Being from Canada I have the joy of being in a legal civil marriage, which was performed by a religious figure. If I was in the United States of course I would prefer to have the equalization that you propose to the discrimination in the current situation. I do however believe I would rather have equality through granting rights to others, instead of taking rights away from the majority.




(Oh my! That has to be my longest post ever! Donít get a law student talking about a legal issue during exam time! :teeth: )

AllisonG
04-19-2006, 07:10 PM
My marraige ceremony was not religious. I do not believe in God, Christianity, or any organized religion.

:thanks: Me too!

GEM
04-19-2006, 07:35 PM
I belive that the term marriage holds different meanings to different people. To me, as mentioned before, I belive it is a covenant between 3 persons (me, God, and my wife), but ask someone who has gone to a different church and their idea will be different, ask a jew and theirs will be different, ask a hindu and thier's would be different, ask a muslim, ask a buddhist, ask an atheist, ask an agonsitc(sp?).... I think you can see where I am going.



So, if by your own admission the word "marriage" means so many things to so many different people, why should heterosexual Christians be the only ones allowed to lay claim to the word?


Sorry, but I don't agree either. I'm a heterosexual and my husband and I are married. We have a marriage. We didn't get married in a church and there was absolutely NOTHING religious about our ceremony, but, we are still very much "married". Your marriage may be between you and your wife and your God - and that's great for you. However, the fact that God has no part in my marriage certainly doesn't make me any less "married" than you are.

How about this . . . maybe marriage should be legally between any two people who want to be married and if you want to bring God into it, you can have a "religous union".

lillielil
04-19-2006, 09:45 PM
Hey, that's good to know!
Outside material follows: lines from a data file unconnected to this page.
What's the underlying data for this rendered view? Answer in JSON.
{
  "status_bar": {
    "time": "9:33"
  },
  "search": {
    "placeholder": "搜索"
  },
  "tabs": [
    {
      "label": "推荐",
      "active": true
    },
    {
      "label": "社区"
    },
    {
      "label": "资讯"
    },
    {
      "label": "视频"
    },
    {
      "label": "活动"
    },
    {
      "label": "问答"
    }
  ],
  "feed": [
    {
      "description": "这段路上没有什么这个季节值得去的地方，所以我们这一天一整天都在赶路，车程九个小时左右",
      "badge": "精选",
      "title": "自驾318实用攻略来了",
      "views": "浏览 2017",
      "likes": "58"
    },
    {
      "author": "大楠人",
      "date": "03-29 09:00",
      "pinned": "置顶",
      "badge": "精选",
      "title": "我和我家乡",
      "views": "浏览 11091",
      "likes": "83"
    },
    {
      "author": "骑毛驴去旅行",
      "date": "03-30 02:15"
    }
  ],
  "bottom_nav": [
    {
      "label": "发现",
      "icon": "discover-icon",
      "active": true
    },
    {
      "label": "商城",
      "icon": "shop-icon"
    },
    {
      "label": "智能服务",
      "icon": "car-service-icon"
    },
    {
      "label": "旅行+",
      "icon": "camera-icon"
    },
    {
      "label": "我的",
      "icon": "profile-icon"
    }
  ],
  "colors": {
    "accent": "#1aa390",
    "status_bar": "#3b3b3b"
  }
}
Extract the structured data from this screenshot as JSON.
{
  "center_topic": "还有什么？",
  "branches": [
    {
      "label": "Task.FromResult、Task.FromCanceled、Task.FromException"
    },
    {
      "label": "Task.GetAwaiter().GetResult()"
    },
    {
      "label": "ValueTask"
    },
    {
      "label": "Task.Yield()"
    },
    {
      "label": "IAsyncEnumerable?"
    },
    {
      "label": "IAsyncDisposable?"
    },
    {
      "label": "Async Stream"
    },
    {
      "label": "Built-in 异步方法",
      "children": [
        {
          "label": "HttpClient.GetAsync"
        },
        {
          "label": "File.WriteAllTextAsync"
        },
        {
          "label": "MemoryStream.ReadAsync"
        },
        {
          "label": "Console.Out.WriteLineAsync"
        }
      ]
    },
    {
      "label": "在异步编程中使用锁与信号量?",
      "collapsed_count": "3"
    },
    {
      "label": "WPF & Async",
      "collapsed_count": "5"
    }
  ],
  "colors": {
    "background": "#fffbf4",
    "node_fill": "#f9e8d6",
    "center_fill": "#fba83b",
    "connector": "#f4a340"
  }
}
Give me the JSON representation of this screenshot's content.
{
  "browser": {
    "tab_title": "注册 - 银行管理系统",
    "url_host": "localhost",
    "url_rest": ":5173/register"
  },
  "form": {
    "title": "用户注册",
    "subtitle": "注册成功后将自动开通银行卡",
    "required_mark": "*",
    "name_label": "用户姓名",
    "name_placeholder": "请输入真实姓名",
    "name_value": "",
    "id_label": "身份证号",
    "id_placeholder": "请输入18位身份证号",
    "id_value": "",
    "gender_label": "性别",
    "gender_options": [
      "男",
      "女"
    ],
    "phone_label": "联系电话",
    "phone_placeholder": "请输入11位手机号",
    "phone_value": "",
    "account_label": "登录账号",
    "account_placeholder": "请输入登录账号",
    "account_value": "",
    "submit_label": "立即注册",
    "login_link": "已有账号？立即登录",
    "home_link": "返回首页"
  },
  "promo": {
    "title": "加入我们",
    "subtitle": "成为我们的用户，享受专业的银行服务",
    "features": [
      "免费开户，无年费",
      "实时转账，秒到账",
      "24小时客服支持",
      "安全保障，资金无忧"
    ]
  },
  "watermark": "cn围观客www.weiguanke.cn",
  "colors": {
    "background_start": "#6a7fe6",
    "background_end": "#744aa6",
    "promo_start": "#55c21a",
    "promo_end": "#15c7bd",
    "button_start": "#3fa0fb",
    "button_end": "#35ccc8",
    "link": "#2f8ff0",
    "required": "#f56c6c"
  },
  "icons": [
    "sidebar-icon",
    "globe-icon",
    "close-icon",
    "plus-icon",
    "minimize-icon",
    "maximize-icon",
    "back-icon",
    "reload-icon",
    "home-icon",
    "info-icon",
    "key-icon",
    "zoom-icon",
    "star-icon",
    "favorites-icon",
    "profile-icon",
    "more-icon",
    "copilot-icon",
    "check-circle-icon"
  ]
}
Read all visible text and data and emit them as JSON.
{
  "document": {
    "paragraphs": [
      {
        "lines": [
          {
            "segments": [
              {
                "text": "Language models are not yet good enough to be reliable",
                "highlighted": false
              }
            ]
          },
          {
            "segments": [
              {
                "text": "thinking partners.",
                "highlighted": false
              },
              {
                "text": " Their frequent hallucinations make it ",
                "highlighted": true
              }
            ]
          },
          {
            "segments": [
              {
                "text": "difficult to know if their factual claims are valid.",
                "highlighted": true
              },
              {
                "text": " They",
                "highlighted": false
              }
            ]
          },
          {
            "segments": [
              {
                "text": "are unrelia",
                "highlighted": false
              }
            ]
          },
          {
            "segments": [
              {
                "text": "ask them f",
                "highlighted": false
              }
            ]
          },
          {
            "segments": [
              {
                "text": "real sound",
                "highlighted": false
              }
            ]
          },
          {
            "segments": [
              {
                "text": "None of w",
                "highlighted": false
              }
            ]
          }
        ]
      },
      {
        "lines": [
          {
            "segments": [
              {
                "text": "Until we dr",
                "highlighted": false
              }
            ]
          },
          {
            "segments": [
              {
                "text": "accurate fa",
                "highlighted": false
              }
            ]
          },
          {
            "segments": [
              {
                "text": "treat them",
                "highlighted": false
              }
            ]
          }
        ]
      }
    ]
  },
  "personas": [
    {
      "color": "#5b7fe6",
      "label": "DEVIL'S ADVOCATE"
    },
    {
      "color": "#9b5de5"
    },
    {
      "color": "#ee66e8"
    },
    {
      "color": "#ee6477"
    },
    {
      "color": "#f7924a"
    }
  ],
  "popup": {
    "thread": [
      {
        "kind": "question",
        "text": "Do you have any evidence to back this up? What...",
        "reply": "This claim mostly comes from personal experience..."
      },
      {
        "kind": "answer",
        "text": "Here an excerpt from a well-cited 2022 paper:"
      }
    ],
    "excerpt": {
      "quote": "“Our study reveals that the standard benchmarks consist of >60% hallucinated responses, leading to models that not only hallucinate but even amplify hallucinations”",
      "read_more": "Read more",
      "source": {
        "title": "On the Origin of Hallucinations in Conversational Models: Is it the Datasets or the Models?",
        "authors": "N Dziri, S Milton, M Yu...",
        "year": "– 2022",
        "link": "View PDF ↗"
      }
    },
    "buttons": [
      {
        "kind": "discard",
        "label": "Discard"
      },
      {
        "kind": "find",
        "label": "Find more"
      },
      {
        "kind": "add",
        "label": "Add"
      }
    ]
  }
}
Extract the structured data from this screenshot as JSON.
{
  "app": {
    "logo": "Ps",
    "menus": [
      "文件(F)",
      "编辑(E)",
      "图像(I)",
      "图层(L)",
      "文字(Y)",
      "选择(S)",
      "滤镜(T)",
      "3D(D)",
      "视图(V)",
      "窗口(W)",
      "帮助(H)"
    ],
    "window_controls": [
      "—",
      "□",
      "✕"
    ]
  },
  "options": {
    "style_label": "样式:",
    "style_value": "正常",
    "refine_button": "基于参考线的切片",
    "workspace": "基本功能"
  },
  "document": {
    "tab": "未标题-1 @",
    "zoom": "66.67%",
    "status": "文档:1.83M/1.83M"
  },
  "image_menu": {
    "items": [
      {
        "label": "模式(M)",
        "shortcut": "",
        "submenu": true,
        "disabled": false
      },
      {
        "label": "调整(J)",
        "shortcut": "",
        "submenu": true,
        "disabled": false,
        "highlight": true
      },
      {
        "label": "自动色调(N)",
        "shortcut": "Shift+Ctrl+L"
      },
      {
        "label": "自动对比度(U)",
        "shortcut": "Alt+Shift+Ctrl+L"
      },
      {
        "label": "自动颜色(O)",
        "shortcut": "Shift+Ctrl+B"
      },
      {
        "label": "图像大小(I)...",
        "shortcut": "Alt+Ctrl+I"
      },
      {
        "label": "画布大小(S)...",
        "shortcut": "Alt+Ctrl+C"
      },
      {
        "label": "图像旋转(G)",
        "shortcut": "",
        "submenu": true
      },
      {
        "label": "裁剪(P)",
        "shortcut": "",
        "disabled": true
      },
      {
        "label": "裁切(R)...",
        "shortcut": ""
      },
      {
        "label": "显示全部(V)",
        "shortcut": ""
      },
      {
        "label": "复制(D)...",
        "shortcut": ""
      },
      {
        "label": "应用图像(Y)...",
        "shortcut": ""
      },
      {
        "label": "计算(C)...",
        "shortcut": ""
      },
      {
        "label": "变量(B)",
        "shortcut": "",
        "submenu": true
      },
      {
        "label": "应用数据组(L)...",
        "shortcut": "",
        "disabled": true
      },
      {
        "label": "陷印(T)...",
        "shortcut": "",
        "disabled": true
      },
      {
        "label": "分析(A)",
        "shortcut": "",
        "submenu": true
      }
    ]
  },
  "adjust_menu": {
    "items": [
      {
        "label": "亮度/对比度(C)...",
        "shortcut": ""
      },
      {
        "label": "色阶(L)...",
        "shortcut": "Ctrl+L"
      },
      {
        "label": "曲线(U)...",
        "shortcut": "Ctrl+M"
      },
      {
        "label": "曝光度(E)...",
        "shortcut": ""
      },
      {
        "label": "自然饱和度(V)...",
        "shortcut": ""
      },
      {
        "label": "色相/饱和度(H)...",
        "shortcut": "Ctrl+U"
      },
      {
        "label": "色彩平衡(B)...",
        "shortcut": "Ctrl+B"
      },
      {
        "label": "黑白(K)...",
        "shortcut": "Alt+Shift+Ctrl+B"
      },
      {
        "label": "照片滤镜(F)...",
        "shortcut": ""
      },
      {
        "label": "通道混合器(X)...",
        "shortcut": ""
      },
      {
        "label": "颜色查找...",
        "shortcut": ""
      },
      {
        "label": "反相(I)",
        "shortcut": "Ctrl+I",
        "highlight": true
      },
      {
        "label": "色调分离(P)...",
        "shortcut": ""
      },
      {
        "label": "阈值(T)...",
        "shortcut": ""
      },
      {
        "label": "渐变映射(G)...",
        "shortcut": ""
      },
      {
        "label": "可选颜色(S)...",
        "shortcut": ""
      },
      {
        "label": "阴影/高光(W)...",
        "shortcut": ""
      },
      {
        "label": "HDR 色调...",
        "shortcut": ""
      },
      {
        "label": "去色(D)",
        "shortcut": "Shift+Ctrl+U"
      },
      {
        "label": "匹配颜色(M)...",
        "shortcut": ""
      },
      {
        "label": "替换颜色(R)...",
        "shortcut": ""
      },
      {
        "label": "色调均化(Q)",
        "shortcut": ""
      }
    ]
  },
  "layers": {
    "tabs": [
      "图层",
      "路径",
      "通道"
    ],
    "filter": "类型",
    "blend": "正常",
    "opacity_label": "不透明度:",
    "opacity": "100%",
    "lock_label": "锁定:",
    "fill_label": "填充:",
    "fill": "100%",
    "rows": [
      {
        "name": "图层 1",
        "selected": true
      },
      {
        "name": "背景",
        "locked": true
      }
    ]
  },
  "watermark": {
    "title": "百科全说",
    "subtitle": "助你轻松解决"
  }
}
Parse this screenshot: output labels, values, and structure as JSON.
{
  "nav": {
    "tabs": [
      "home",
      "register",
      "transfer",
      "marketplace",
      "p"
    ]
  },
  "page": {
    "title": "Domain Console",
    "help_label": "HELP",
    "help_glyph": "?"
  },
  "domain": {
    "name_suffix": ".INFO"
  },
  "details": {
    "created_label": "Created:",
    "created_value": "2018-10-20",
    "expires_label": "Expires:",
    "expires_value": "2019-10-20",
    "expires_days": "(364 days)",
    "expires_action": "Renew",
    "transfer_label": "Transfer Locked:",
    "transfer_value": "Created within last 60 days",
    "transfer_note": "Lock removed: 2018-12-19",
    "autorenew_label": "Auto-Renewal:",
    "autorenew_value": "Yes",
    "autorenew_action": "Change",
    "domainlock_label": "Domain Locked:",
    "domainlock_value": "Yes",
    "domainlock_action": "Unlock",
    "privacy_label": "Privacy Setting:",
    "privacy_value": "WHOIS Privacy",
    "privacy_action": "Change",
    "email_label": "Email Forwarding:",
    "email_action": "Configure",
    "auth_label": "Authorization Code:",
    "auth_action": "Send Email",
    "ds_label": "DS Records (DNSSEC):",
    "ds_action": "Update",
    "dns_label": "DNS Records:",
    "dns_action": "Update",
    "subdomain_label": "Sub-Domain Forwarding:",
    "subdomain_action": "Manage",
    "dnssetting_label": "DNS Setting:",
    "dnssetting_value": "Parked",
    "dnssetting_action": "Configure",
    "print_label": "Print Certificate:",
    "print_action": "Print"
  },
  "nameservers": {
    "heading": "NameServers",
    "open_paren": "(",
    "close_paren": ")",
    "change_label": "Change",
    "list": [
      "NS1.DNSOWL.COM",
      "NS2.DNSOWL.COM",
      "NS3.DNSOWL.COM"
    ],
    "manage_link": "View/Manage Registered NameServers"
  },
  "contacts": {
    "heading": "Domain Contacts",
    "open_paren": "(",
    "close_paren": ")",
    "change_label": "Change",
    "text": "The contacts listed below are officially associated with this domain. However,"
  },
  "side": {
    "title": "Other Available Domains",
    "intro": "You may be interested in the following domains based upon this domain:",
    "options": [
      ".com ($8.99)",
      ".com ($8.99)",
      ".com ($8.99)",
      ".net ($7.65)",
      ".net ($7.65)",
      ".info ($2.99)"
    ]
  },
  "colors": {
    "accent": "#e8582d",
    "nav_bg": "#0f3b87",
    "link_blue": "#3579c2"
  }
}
Things must have changed since the last time I checked. On Geico I used to get a snarky little pop-up saying "Sorry, but Geico does not recognize Massachusetts same-sex marriage", which I guess worked for them because they don't recognize that ANYONE in Massachusetts can drive (pretty much true, unfortunately), and don't insure gay or straight MA drivers.


Hey Kathy:

I live in NY too and my partner and I have our insurance together through Geico, and at a FANTASTIC rate I might add. So there are more options out there than just Allstate. Just thought you might like to know.

Rich :wave2:

Jobie
04-19-2006, 11:22 PM
So, if by your own admission the word "marriage" means so many things to so many different people, why should heterosexual Christians be the only ones allowed to lay claim to the word?


Sorry, but I don't agree either. I'm a heterosexual and my husband and I are married. We have a marriage. We didn't get married in a church and there was absolutely NOTHING religious about our ceremony, but, we are still very much "married". Your marriage may be between you and your wife and your God - and that's great for you. However, the fact that God has no part in my marriage certainly doesn't make me any less "married" than you are.

How about this . . . maybe marriage should be legally between any two people who want to be married and if you want to bring God into it, you can have a "religous union".

I think I might have been a little misunderstood. In no way am I trying to say that marriage should be reservered only for thoes in a certain releigion, all what I am saying that the term marriage came about from religion and most of the time it deals with a religious ceremony. Now if you do not belive in a certain religion, you to can be in a mariage, one that is recongized in your heart. I guess what I am trying to say is that the word marriage can carry different meanings and reach different levels with every person, where as a civil union is completely defined. What the law considers as marriage does not necessary mean that everyone holds that same defination, mostly due to religious beliefs and personal beliefs. I am proably not making any sense, but I am trying :-)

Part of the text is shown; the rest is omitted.